El asombro fue grande al traspasar la puerta de ingreso de Che Tango. Llegaba con la idea de ver un megashow más, de los cientos que invaden la noche porteña. Sabía apenas que el local había sido antiguamente un inmenso astillero abandonado durante años; que había inaugurado como casa de tango en 2005, tras dos años de obra y una inversión de más de dos millones de dólares y que hubo un reciente cambio en la dirección general del establecimiento. El resto busqué averiguarlo personalmente. Al tomar asiento a una gran mesa redonda con capacidad para diez personas, pero reservada sólo para tres (es política de la empresa otorgar una mesa por reserva), a pocos metros del escenario principal, tuve la sensación de estar sentado en el medio de la 9 de Julio, justo en la bajada de avenida Del Libertador, con una vista privilegiada de la Buenos Aires nocturna. «Ese mural es una imagen real, que mide 10 x 160 metros y cubre todas las paredes del lugar.

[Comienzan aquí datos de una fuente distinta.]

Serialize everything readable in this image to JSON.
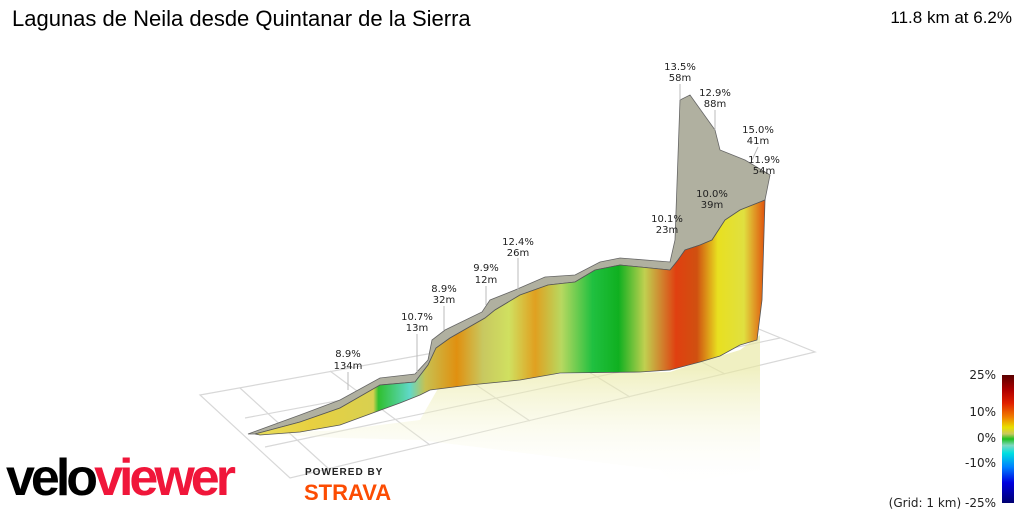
{
  "header": {
    "title": "Lagunas de Neila desde Quintanar de la Sierra",
    "summary": "11.8 km at 6.2%"
  },
  "chart_data": {
    "type": "3d-elevation-profile",
    "title": "Lagunas de Neila desde Quintanar de la Sierra",
    "distance_km": 11.8,
    "average_grade_pct": 6.2,
    "grid": "on",
    "grid_note": "(Grid: 1 km)",
    "annotations": [
      {
        "grade": "8.9%",
        "length": "134m"
      },
      {
        "grade": "10.7%",
        "length": "13m"
      },
      {
        "grade": "8.9%",
        "length": "32m"
      },
      {
        "grade": "9.9%",
        "length": "12m"
      },
      {
        "grade": "12.4%",
        "length": "26m"
      },
      {
        "grade": "10.1%",
        "length": "23m"
      },
      {
        "grade": "13.5%",
        "length": "58m"
      },
      {
        "grade": "12.9%",
        "length": "88m"
      },
      {
        "grade": "15.0%",
        "length": "41m"
      },
      {
        "grade": "11.9%",
        "length": "54m"
      },
      {
        "grade": "10.0%",
        "length": "39m"
      }
    ],
    "legend": {
      "placement": "bottom-right",
      "ticks": [
        "25%",
        "10%",
        "0%",
        "-10%",
        "-25%"
      ],
      "colors": {
        "max": "#5a0000",
        "steep": "#e02000",
        "moderate": "#e8e000",
        "flat": "#20c020",
        "descent": "#00e0e0",
        "min": "#000070"
      }
    }
  },
  "branding": {
    "logo_part1": "velo",
    "logo_part2": "viewer",
    "powered_by": "POWERED BY",
    "strava": "STRAVA",
    "logo_colors": {
      "velo": "#000000",
      "viewer": "#f0163a",
      "strava": "#fc4c02"
    }
  }
}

La idea es que quien llega aquí tenga la sensación de estar cenando en el Obelisco, en una avenida 9 de Julio que ha sido cerrada y techada para él», cuenta a Ambito del Placer Juan Manuel Gayoso, socio gerente de Servicios de Hotelería y director general de Che Tango. La idea surgió de un fotógrafo internacional: Domingo Pitrelli, un aventurero que ha ido por el mundo tomando imágenes de Las Vegas, Nueva York, y de diferentes estadios de fútbol, como el Azteca de México; el Camp Nou, del Barcelona; el Monumental, de River; y la Bombonera, entre otros. Esa fotografía, que recibe cientos de elogios en cada show, fue tomada mediante una máquina de origen alemán cuyo valor ronda los cien mil dólares. El trabajo entrará entre el año próximo y el 2009 en el «Libro Guinness de los Récords» como la foto real más grande del mundo.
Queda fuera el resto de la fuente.